Imagine if you gave two people two pieces of paper equal in size and told them that 90 percent of the paper needed to be colored blue. One person might trace a colored pencil lightly across the entirety of the sheet of paper, while the other person might take that same colored pencil and trace lightly across the entire sheet, but add six or seven large, darkly shaded blue circles in random spots on the paper. It’s fair to say that both pieces of paper would appear much different, but both would have met the given criteria. To compare this analogy to Fields’ research findings: using the D90 concept, both sheets of paper would be considered the same, but using either EUBED or gBEUD, the sheets of paper are actually much different.

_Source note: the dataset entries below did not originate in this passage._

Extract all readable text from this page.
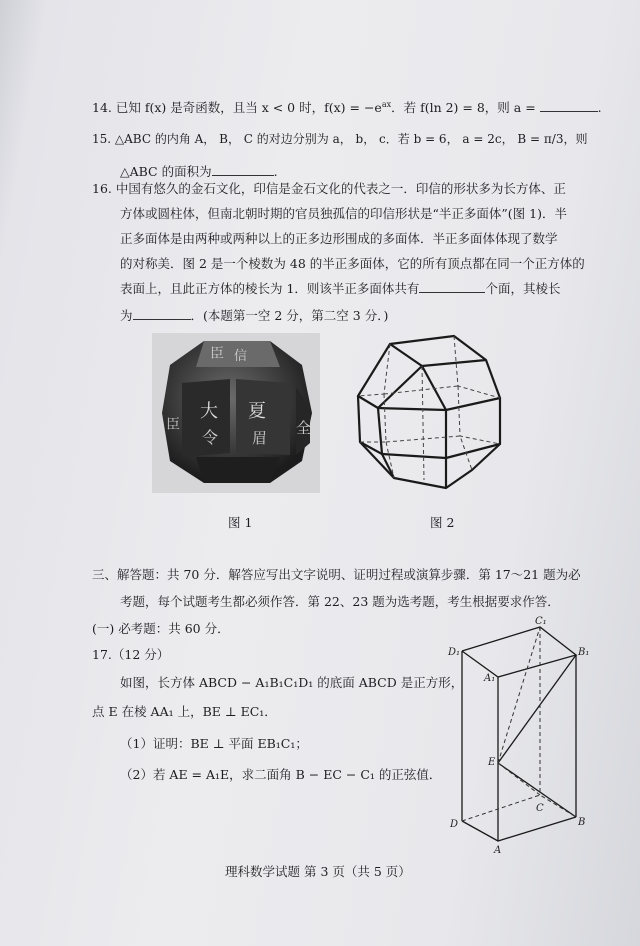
14. 已知 f(x) 是奇函数，且当 x < 0 时，$f(x) = -e^{ax}$．若 f(ln 2) = 8，则 a =	.
15. △ABC 的内角 A， B， C 的对边分别为 a， b， c．若 b = 6， a = 2c， B = π/3，则
△ABC 的面积为	.
16. 中国有悠久的金石文化，印信是金石文化的代表之一．印信的形状多为长方体、正
方体或圆柱体，但南北朝时期的官员独孤信的印信形状是“半正多面体”(图 1)．半
正多面体是由两种或两种以上的正多边形围成的多面体．半正多面体体现了数学
的对称美．图 2 是一个棱数为 48 的半正多面体，它的所有顶点都在同一个正方体的
表面上，且此正方体的棱长为 1．则该半正多面体共有	个面，其棱长
为	．(本题第一空 2 分，第二空 3 分．)
臣 信
大
令
夏
眉
全
臣
图 1	图 2
三、解答题：共 70 分．解答应写出文字说明、证明过程或演算步骤．第 17～21 题为必
考题，每个试题考生都必须作答．第 22、23 题为选考题，考生根据要求作答．
(一) 必考题：共 60 分．
17.（12 分）
如图，长方体 ABCD − A₁B₁C₁D₁ 的底面 ABCD 是正方形，
点 E 在棱 AA₁ 上，BE ⊥ EC₁．
（1）证明：BE ⊥ 平面 EB₁C₁；
（2）若 AE = A₁E，求二面角 B − EC − C₁ 的正弦值．
D₁
C₁
B₁
A₁
E
D
C
B
A
理科数学试题 第 3 页（共 5 页）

A second study, published in (abstract form) Brachytherapy, went a step further and reviewed the outcomes of former Massey cervical cancer patients when their treatments were calculated with these new mathematical formulas. The research found that using the gBEUD, which assesses areas of high dose or “hot spots” within the cervix, one can correlate dose delivered with brachytherapy treatments to patient outcomes. In fact, women with more “hot spots” or heterogeneity within the treatment plan had higher rates of both local control and survival from their disease.
“It makes sense that certain parts of the cervix should be receiving more concentrated levels of radiation for a more effective treatment. By comparing D90s, you cannot reliably see which patients receive different levels of radiation and there was no correlation with patient outcomes. However, using gBEUD, you might actually be able to predict which patients will live or die. This could potentially replace D90 and improve the way we treat women with cervical cancer,” Fields said, adding that this new equation could also inform radiation oncologists as to which type of tandem applicator to use for different patients.
These findings need to be backed up by data from other medical facilities, and Fields said the next step is to compare cervical cancer patient outcomes using gBEUD from the University of Colorado, the London Health Sciences Centre in Ontario and additional collaborators.
“If we have a better understanding of how brachytherapy can be modified to deliver the best outcomes, then we’ll be providing a better service for our patients,” Fields said.
Fields, who is also an assistant professor of radiation oncology at the VCU School of Medicine, collaborated on her research with Dorin Todor, Ph.D., medical physicist and director of the Brachytherapy Program at Massey; Rakhi Melvani, VCU medical student; Nitai Mukhopadhyay, Massey biostatistician; Michael Waters, Ph.D., of the VCU School of Medicine; Quentin Diot, Ph.D., Christine Fisher, M.D., Bernard Jones, Ph.D., and Kelly Stuhr, M.S., of the University of Colorado; and David D’Souza, M.D., and George Hajdok, Ph.D., of the London Health Sciences Centre in Ontario.